Happy pretendtobeIrish Day!

17 03 2010

I love Saint Patrick’s day. Not for the drinking green beer… but because it’s the one day a year I feel like I can identify myself as something other than a mutt.

Most people can identify themselves as something. As in, being of Italian or Mexican or Native American heritage or being able to call themselves Christian or Muslim or whatever. It seems like everyone can pick something out and say “oh yeah, I’m a part of that 100% and it is such a deep aspect of who I am that there is no changing it”. I’ve never had that feeling or heritage bonding moment or whatever its called.  I can’t identify myself with any religious groups (nor the agnostic/atheist types) and I (think) I am Irish, German, Scottish and a handful of different Native American tribes… a mixed breed if you will.

Sometimes I just feel so disconnected from others around me because everyone has that “thing” they can connect with. And I know y’all will say, but KC, you’re white and American and part of what makes people American: being a mutt; can’t you connect with that? Well, no, because there’s nothing deeper there, no history, my family wasn’t a part of the American revolution and I know plenty of people who don’t know where their families came from. A lot of those people don’t care either. But I do. I want to know who they were and if I am possibly like them at all. I don’t know when my ancestors came to the States, I don’t even know their names. I don’t know if they were religious, smart, strong or brave. All I know is (maybe) what country they were from.

I know this all sounds whiny and annoying, but its been bugging me for… oh… I’d say since kindergarten.

Maybe if I lived somewhere other than the U.S. I could claim myself as being 100% American and be proud of not knowing who my historical family was.

But for now on Saint Patrick’s day, I wear green (very American, I know) and skip around all happy like because finally feel like I fit in, even if it’s not 100%.

Any thoughts?




4 responses

18 03 2010

I’m in the same boat as you. I think I have German and Irish in me, my parents told me that I have Cherokee somewhere in the family history. I’d like to know names, who they were, were they important? I’d like to know who traveled over to the US and what they did when they got here, that kind of stuff.
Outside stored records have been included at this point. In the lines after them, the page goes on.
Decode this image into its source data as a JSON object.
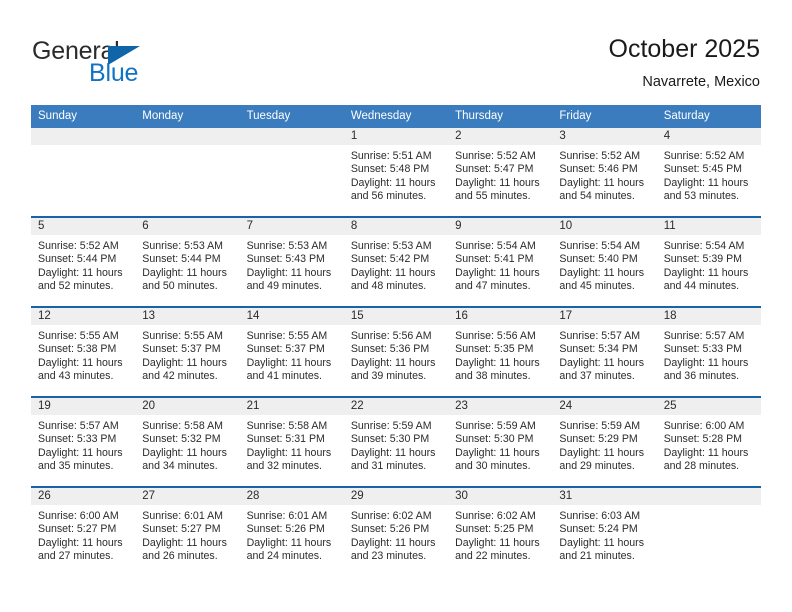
{
  "brand": {
    "word1": "General",
    "word2": "Blue",
    "triangle_icon": "triangle-icon"
  },
  "header": {
    "title": "October 2025",
    "location": "Navarrete, Mexico"
  },
  "calendar": {
    "weekday_headers": [
      "Sunday",
      "Monday",
      "Tuesday",
      "Wednesday",
      "Thursday",
      "Friday",
      "Saturday"
    ],
    "labels": {
      "sunrise_prefix": "Sunrise:",
      "sunset_prefix": "Sunset:",
      "daylight_prefix": "Daylight:"
    },
    "weeks": [
      [
        {
          "day": "",
          "sunrise": "",
          "sunset": "",
          "daylight_line1": "",
          "daylight_line2": ""
        },
        {
          "day": "",
          "sunrise": "",
          "sunset": "",
          "daylight_line1": "",
          "daylight_line2": ""
        },
        {
          "day": "",
          "sunrise": "",
          "sunset": "",
          "daylight_line1": "",
          "daylight_line2": ""
        },
        {
          "day": "1",
          "sunrise": "Sunrise: 5:51 AM",
          "sunset": "Sunset: 5:48 PM",
          "daylight_line1": "Daylight: 11 hours",
          "daylight_line2": "and 56 minutes."
        },
        {
          "day": "2",
          "sunrise": "Sunrise: 5:52 AM",
          "sunset": "Sunset: 5:47 PM",
          "daylight_line1": "Daylight: 11 hours",
          "daylight_line2": "and 55 minutes."
        },
        {
          "day": "3",
          "sunrise": "Sunrise: 5:52 AM",
          "sunset": "Sunset: 5:46 PM",
          "daylight_line1": "Daylight: 11 hours",
          "daylight_line2": "and 54 minutes."
        },
        {
          "day": "4",
          "sunrise": "Sunrise: 5:52 AM",
          "sunset": "Sunset: 5:45 PM",
          "daylight_line1": "Daylight: 11 hours",
          "daylight_line2": "and 53 minutes."
        }
      ],
      [
        {
          "day": "5",
          "sunrise": "Sunrise: 5:52 AM",
          "sunset": "Sunset: 5:44 PM",
          "daylight_line1": "Daylight: 11 hours",
          "daylight_line2": "and 52 minutes."
        },
        {
          "day": "6",
          "sunrise": "Sunrise: 5:53 AM",
          "sunset": "Sunset: 5:44 PM",
          "daylight_line1": "Daylight: 11 hours",
          "daylight_line2": "and 50 minutes."
        },
        {
          "day": "7",
          "sunrise": "Sunrise: 5:53 AM",
          "sunset": "Sunset: 5:43 PM",
          "daylight_line1": "Daylight: 11 hours",
          "daylight_line2": "and 49 minutes."
        },
        {
          "day": "8",
          "sunrise": "Sunrise: 5:53 AM",
          "sunset": "Sunset: 5:42 PM",
          "daylight_line1": "Daylight: 11 hours",
          "daylight_line2": "and 48 minutes."
        },
        {
          "day": "9",
          "sunrise": "Sunrise: 5:54 AM",
          "sunset": "Sunset: 5:41 PM",
          "daylight_line1": "Daylight: 11 hours",
          "daylight_line2": "and 47 minutes."
        },
        {
          "day": "10",
          "sunrise": "Sunrise: 5:54 AM",
          "sunset": "Sunset: 5:40 PM",
          "daylight_line1": "Daylight: 11 hours",
          "daylight_line2": "and 45 minutes."
        },
        {
          "day": "11",
          "sunrise": "Sunrise: 5:54 AM",
          "sunset": "Sunset: 5:39 PM",
          "daylight_line1": "Daylight: 11 hours",
          "daylight_line2": "and 44 minutes."
        }
      ],
      [
        {
          "day": "12",
          "sunrise": "Sunrise: 5:55 AM",
          "sunset": "Sunset: 5:38 PM",
          "daylight_line1": "Daylight: 11 hours",
          "daylight_line2": "and 43 minutes."
        },
        {
          "day": "13",
          "sunrise": "Sunrise: 5:55 AM",
          "sunset": "Sunset: 5:37 PM",
          "daylight_line1": "Daylight: 11 hours",
          "daylight_line2": "and 42 minutes."
        },
        {
          "day": "14",
          "sunrise": "Sunrise: 5:55 AM",
          "sunset": "Sunset: 5:37 PM",
          "daylight_line1": "Daylight: 11 hours",
          "daylight_line2": "and 41 minutes."
        },
        {
          "day": "15",
          "sunrise": "Sunrise: 5:56 AM",
          "sunset": "Sunset: 5:36 PM",
          "daylight_line1": "Daylight: 11 hours",
          "daylight_line2": "and 39 minutes."
        },
        {
          "day": "16",
          "sunrise": "Sunrise: 5:56 AM",
          "sunset": "Sunset: 5:35 PM",
          "daylight_line1": "Daylight: 11 hours",
          "daylight_line2": "and 38 minutes."
        },
        {
          "day": "17",
          "sunrise": "Sunrise: 5:57 AM",
          "sunset": "Sunset: 5:34 PM",
          "daylight_line1": "Daylight: 11 hours",
          "daylight_line2": "and 37 minutes."
        },
        {
          "day": "18",
          "sunrise": "Sunrise: 5:57 AM",
          "sunset": "Sunset: 5:33 PM",
          "daylight_line1": "Daylight: 11 hours",
          "daylight_line2": "and 36 minutes."
        }
      ],
      [
        {
          "day": "19",
          "sunrise": "Sunrise: 5:57 AM",
          "sunset": "Sunset: 5:33 PM",
          "daylight_line1": "Daylight: 11 hours",
          "daylight_line2": "and 35 minutes."
        },
        {
          "day": "20",
          "sunrise": "Sunrise: 5:58 AM",
          "sunset": "Sunset: 5:32 PM",
          "daylight_line1": "Daylight: 11 hours",
          "daylight_line2": "and 34 minutes."
        },
        {
          "day": "21",
          "sunrise": "Sunrise: 5:58 AM",
          "sunset": "Sunset: 5:31 PM",
          "daylight_line1": "Daylight: 11 hours",
          "daylight_line2": "and 32 minutes."
        },
        {
          "day": "22",
          "sunrise": "Sunrise: 5:59 AM",
          "sunset": "Sunset: 5:30 PM",
          "daylight_line1": "Daylight: 11 hours",
          "daylight_line2": "and 31 minutes."
        },
        {
          "day": "23",
          "sunrise": "Sunrise: 5:59 AM",
          "sunset": "Sunset: 5:30 PM",
          "daylight_line1": "Daylight: 11 hours",
          "daylight_line2": "and 30 minutes."
        },
        {
          "day": "24",
          "sunrise": "Sunrise: 5:59 AM",
          "sunset": "Sunset: 5:29 PM",
          "daylight_line1": "Daylight: 11 hours",
          "daylight_line2": "and 29 minutes."
        },
        {
          "day": "25",
          "sunrise": "Sunrise: 6:00 AM",
          "sunset": "Sunset: 5:28 PM",
          "daylight_line1": "Daylight: 11 hours",
          "daylight_line2": "and 28 minutes."
        }
      ],
      [
        {
          "day": "26",
          "sunrise": "Sunrise: 6:00 AM",
          "sunset": "Sunset: 5:27 PM",
          "daylight_line1": "Daylight: 11 hours",
          "daylight_line2": "and 27 minutes."
        },
        {
          "day": "27",
          "sunrise": "Sunrise: 6:01 AM",
          "sunset": "Sunset: 5:27 PM",
          "daylight_line1": "Daylight: 11 hours",
          "daylight_line2": "and 26 minutes."
        },
        {
          "day": "28",
          "sunrise": "Sunrise: 6:01 AM",
          "sunset": "Sunset: 5:26 PM",
          "daylight_line1": "Daylight: 11 hours",
          "daylight_line2": "and 24 minutes."
        },
        {
          "day": "29",
          "sunrise": "Sunrise: 6:02 AM",
          "sunset": "Sunset: 5:26 PM",
          "daylight_line1": "Daylight: 11 hours",
          "daylight_line2": "and 23 minutes."
        },
        {
          "day": "30",
          "sunrise": "Sunrise: 6:02 AM",
          "sunset": "Sunset: 5:25 PM",
          "daylight_line1": "Daylight: 11 hours",
          "daylight_line2": "and 22 minutes."
        },
        {
          "day": "31",
          "sunrise": "Sunrise: 6:03 AM",
          "sunset": "Sunset: 5:24 PM",
          "daylight_line1": "Daylight: 11 hours",
          "daylight_line2": "and 21 minutes."
        },
        {
          "day": "",
          "sunrise": "",
          "sunset": "",
          "daylight_line1": "",
          "daylight_line2": ""
        }
      ]
    ]
  },
  "colors": {
    "header_blue": "#3a7cbe",
    "row_divider_blue": "#1a62a8",
    "daybar_gray": "#efefef",
    "brand_blue": "#1273c4",
    "text": "#2b2b2b"
  }
}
But I have no idea where to even start with that. So I feel your irritation.

18 03 2010


19 03 2010

Some schools have kids draw families trees in 5th grade. That task was eye opening for our household. 1st the information was not readily available, but has to be recovered from old files. 2nd the US truly is a blending pot for people from many backgrounds, so it is rare to find anyone who is 100%. 3rd it is not only were they important, but also where there any health issues, what were their values, and what were the to 10 accomplishments in their life. I have sought family information and found it to be an interesting and proud journey, even though there weren’t any “important” characters, just good people who cared about their family and vocation.

19 03 2010

Interesting that you bring this up. I’ve just heard from a cousin of ours in Utah who is doing a genealogy project. You two might want to join forces. She has sent me a preliminary family tree on the Schmidt side of the family (your maternal great-grandmother’s lineage). I’ve got some more stuff in a file drawer somewhere. Be a coll project. Mom has done a whole bunch of research on this from her side of the family. Unfortunately, the Bruce side hits a dead-end quickly because the courthouse in Batavia, Ohio, burned to the ground wiping out a lot of formal records. In any event, you are part of a much greater tribe: the Tribe of Cool.